The day came with glacial slowness, the slow lightening on the horizon, the gradual bleaching of the sky and dimming of the stars, shadows growing distinct from the heavy darkness. Finally, the tip of the sun crested over the horizon, and the world turned green. Snow continued to walk.

The day began to warm, and the woods grew even brighter. When the sun reached high into the sky, she came upon a river. Unwilling to cross it, Snow turned aside and walked along its bank downstream. The sun slowly fell back down from its lofty heights, and the forest began to dim once more. The sun hid behind the horizon and the gibbous moon shone on the river Snow still followed downstream.

The day dawned once again, and still Snow walked. She felt no desire to drink from the stream or eat the spring berries that dripped from nearby bushes. Water would not quench the thirst she felt, and berries would give her no nourishment, though if she could be sure they were not poisonous she may have taken some, just for something to do.

The woods had deepened, the trees growing taller and wider, the underbrush denser. The unnatural stillness of the first night seemed to return despite the bright sun. No animals chirped or scuttled, and even the river slowed and deepened and made almost no sound. Snow continued on.

The full moon was high in the sky and the unnatural stillness particularly heavy after the thunderous waterfall Snow had passed a few minutes before when she saw movement that was not her own. She stopped. Anything this deep in the woods was dangerous, and almost certainly unfriendly. She breathed slowly and deeply, tasting the scents on the air. Whatever moved before her smelled strongly of magic and salt. And blood.

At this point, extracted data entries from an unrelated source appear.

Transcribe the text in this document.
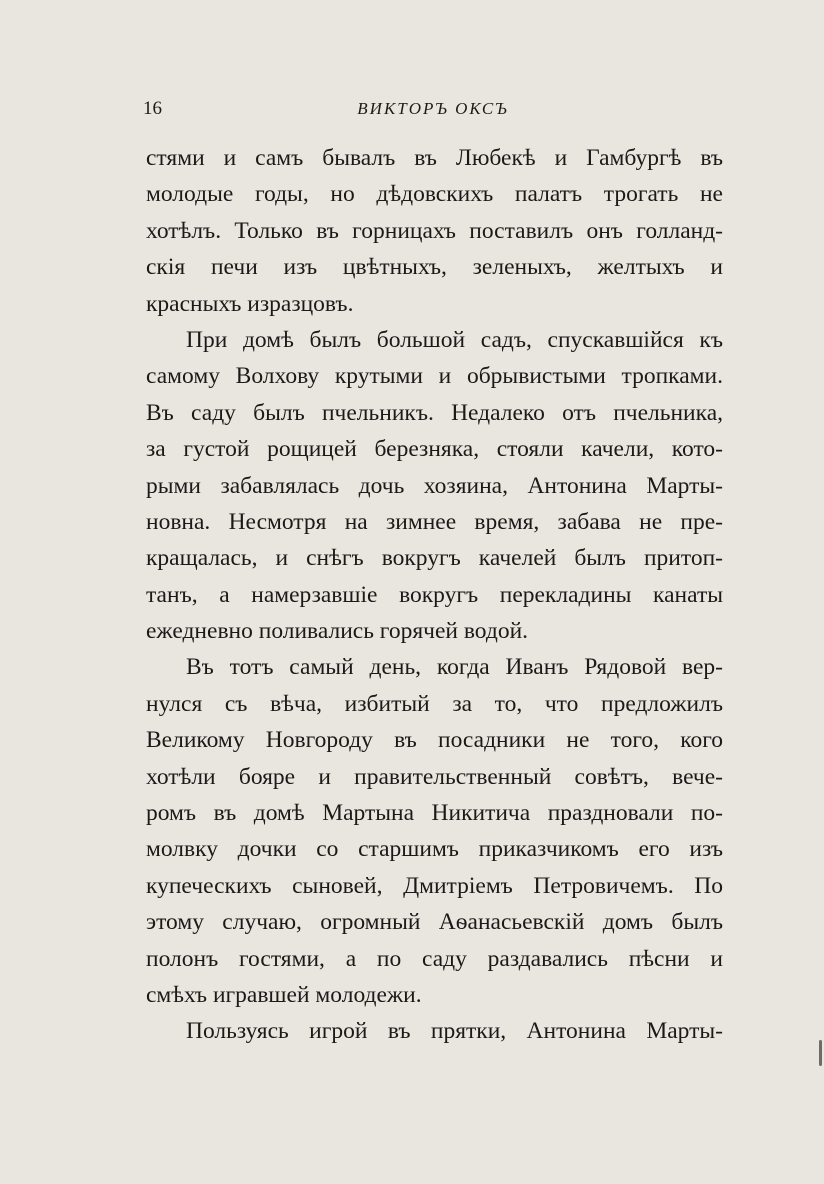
16	ВИКТОРЪ ОКСЪ
стями и самъ бывалъ въ Любекѣ и Гамбургѣ въ
молодые годы, но дѣдовскихъ палатъ трогать не
хотѣлъ. Только въ горницахъ поставилъ онъ голланд-
скія печи изъ цвѣтныхъ, зеленыхъ, желтыхъ и
красныхъ изразцовъ.
При домѣ былъ большой садъ, спускавшійся къ
самому Волхову крутыми и обрывистыми тропками.
Въ саду былъ пчельникъ. Недалеко отъ пчельника,
за густой рощицей березняка, стояли качели, кото-
рыми забавлялась дочь хозяина, Антонина Марты-
новна. Несмотря на зимнее время, забава не пре-
кращалась, и снѣгъ вокругъ качелей былъ притоп-
танъ, а намерзавшіе вокругъ перекладины канаты
ежедневно поливались горячей водой.
Въ тотъ самый день, когда Иванъ Рядовой вер-
нулся съ вѣча, избитый за то, что предложилъ
Великому Новгороду въ посадники не того, кого
хотѣли бояре и правительственный совѣтъ, вече-
ромъ въ домѣ Мартына Никитича праздновали по-
молвку дочки со старшимъ приказчикомъ его изъ
купеческихъ сыновей, Дмитріемъ Петровичемъ. По
этому случаю, огромный Аѳанасьевскій домъ былъ
полонъ гостями, а по саду раздавались пѣсни и
смѣхъ игравшей молодежи.
Пользуясь игрой въ прятки, Антонина Марты-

Pulled forward by instinct she glided through the thick underbrush with a swift silence she had never before obtained. She paused where the trees abruptly ended. A wide, clear pool had carved out a clearing among the trees. In its center a spire of rock jutted abruptly from the dark water.

A maiden reclined against it. The moonlight shown on her, turning her long wet hair silvern and giving her bronzed skin a warm glow. Some fifteen feet from her upper body, a graceful fin flipped against the water, shimmering green, and churning up little droplets of silvery water.